The Friday Afternoon Movie: Superman

Up in the sky, look! It’s a bird! It’s a plane. It’s…Superman!

Faster than a speeding bullet! More powerful than a locomotive! Able to leap tall buildings in a single bound!

Thus goes, perhaps, the most famous of all superhero tag-lines. Running from 1941 to 1943, seventeen episodes of Superman were released by Paramount Pictures. The series is commonly referred to as the Fleischer Superman cartoons though this is a bit of a misnomer as only the first nine episodes were done by the studio of brothers Max and Dave. The last eight were done by Famous Studios, after Paramount took over Fleischer Studios and ousted its founders, and would see an increased focus of WWII-era propaganda and feature some uncomfortable racial depictions.

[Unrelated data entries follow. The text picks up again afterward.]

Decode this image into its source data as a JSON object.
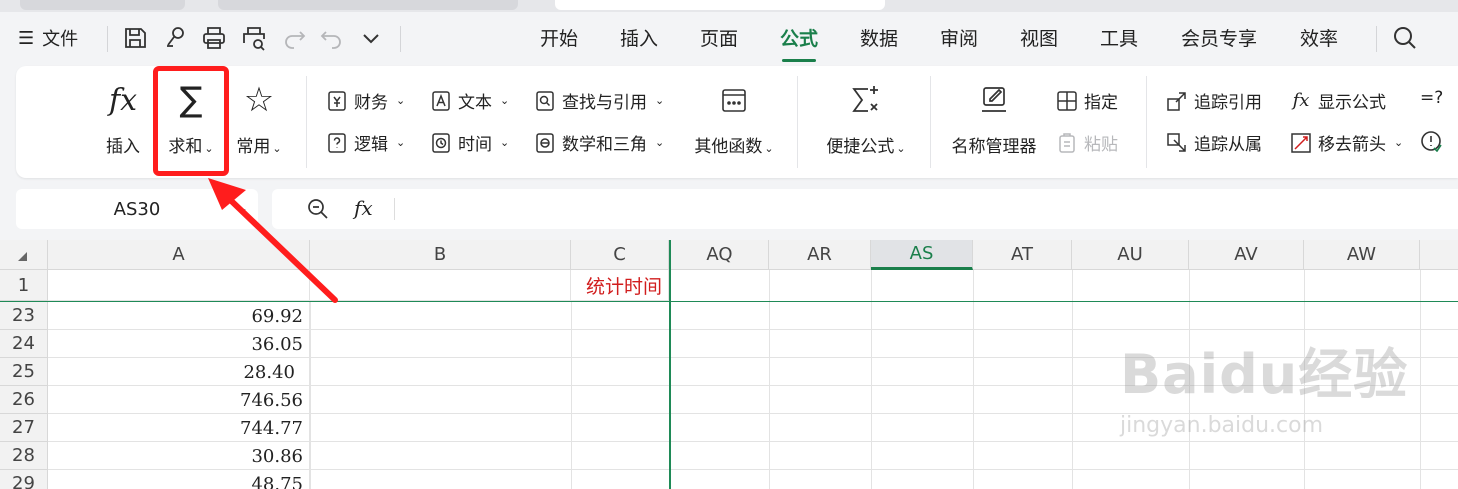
{
  "menu": {
    "file_label": "文件",
    "tabs": [
      "开始",
      "插入",
      "页面",
      "公式",
      "数据",
      "审阅",
      "视图",
      "工具",
      "会员专享",
      "效率"
    ],
    "active_tab": "公式"
  },
  "ribbon": {
    "insert_fn": {
      "icon": "fx",
      "label": "插入"
    },
    "sum": {
      "icon": "∑",
      "label": "求和"
    },
    "common": {
      "icon": "☆",
      "label": "常用"
    },
    "cats": {
      "finance": "财务",
      "text": "文本",
      "lookup": "查找与引用",
      "logic": "逻辑",
      "time": "时间",
      "math": "数学和三角",
      "other": "其他函数"
    },
    "quick_formula": "便捷公式",
    "name_manager": "名称管理器",
    "define": "指定",
    "paste": "粘贴",
    "trace_precedents": "追踪引用",
    "trace_dependents": "追踪从属",
    "show_formulas": "显示公式",
    "remove_arrows": "移去箭头",
    "eq_question": "=?"
  },
  "formula_bar": {
    "name_box": "AS30",
    "fx": "fx"
  },
  "columns": [
    "A",
    "B",
    "C",
    "AQ",
    "AR",
    "AS",
    "AT",
    "AU",
    "AV",
    "AW"
  ],
  "selected_column": "AS",
  "rows": [
    {
      "num": "1",
      "a": "",
      "c": "统计时间"
    },
    {
      "num": "23",
      "a": "69.92"
    },
    {
      "num": "24",
      "a": "36.05"
    },
    {
      "num": "25",
      "a": "28.40"
    },
    {
      "num": "26",
      "a": "746.56"
    },
    {
      "num": "27",
      "a": "744.77"
    },
    {
      "num": "28",
      "a": "30.86"
    },
    {
      "num": "29",
      "a": "48.75"
    }
  ],
  "watermark": {
    "brand": "Baidu经验",
    "url": "jingyan.baidu.com"
  },
  "colors": {
    "accent": "#1a7f4b",
    "annotation": "#ff1d1d",
    "header_text_red": "#d11d1d"
  }
}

I’ve been a fan of these cartoons since watching them on a cheap VHS collection when I was a child. The series is beautifully animated especially when one considers that most animators at Fleischer studios had little figure-drawing knowledge. While much of the series was rotoscoped (a technique that Max Fleischer invented) there was no way it could be used for, say, scenes in which Superman was flying. As such, they had their assistants who did understand figure-drawing go over their roughs to keep Superman looking like Superman. It’s also interesting to note that, not only was the cartoon responsible for the “It’s a bird! It’s a plane!” line but also for giving the Man of Steel the ability to fly, previously his ability being limited to spectacular leaps.

Fleischer Studios:
Superman (or The Mad Scientist)
•The Mechanical Monsters
•Billion Dollar Limited
•The Arctic Giant
•The Bulleteers
•The Magnetic Telescope
•Electric Earthquake
•Terror on the Midway

Famous Studios:
•Eleventh Hour
•Destruction, Inc.
•The Mummy Strikes
•Jungle Drums
•The Underground World
•Secret Agent

For those who don’t necessarily wish to wade through all seventeen, the Fleischer episodes are unsurprisingly superior, if only for the fact that their stories are much more interesting. The sci-fi leanings of these, complete with evil scientists, robots, and death rays avoid the sour taste left by buck-toothed Japanese caricatures and African natives. An in-depth look at the series can be found here, if your interested in learning more about it.

3 Responses to “The Friday Afternoon Movie: Superman”

  1. m1k3y Says:

    love these! picked up a cheap dvd copy and was blown away.

  2. Tracy Says:

    Is it wrong that I did a fist pump audible “YESSS!!” at work, and the video is blocked anyway?

  3. E.Bleak Says:

    Max Fleischer is one of my animation heroes – someone gave me a DVD of all of these once and the rotoscoping and animation in general is just beautiful. I could sit back and watch those rotoscoped hands move so gracefully forever. (I try to remind myself that the racist caricatures are simply a product of the time…)

    If you’ve ever watched Disney’s Snow White beyond childhood, there’s beautiful rotoscoping in that, as well.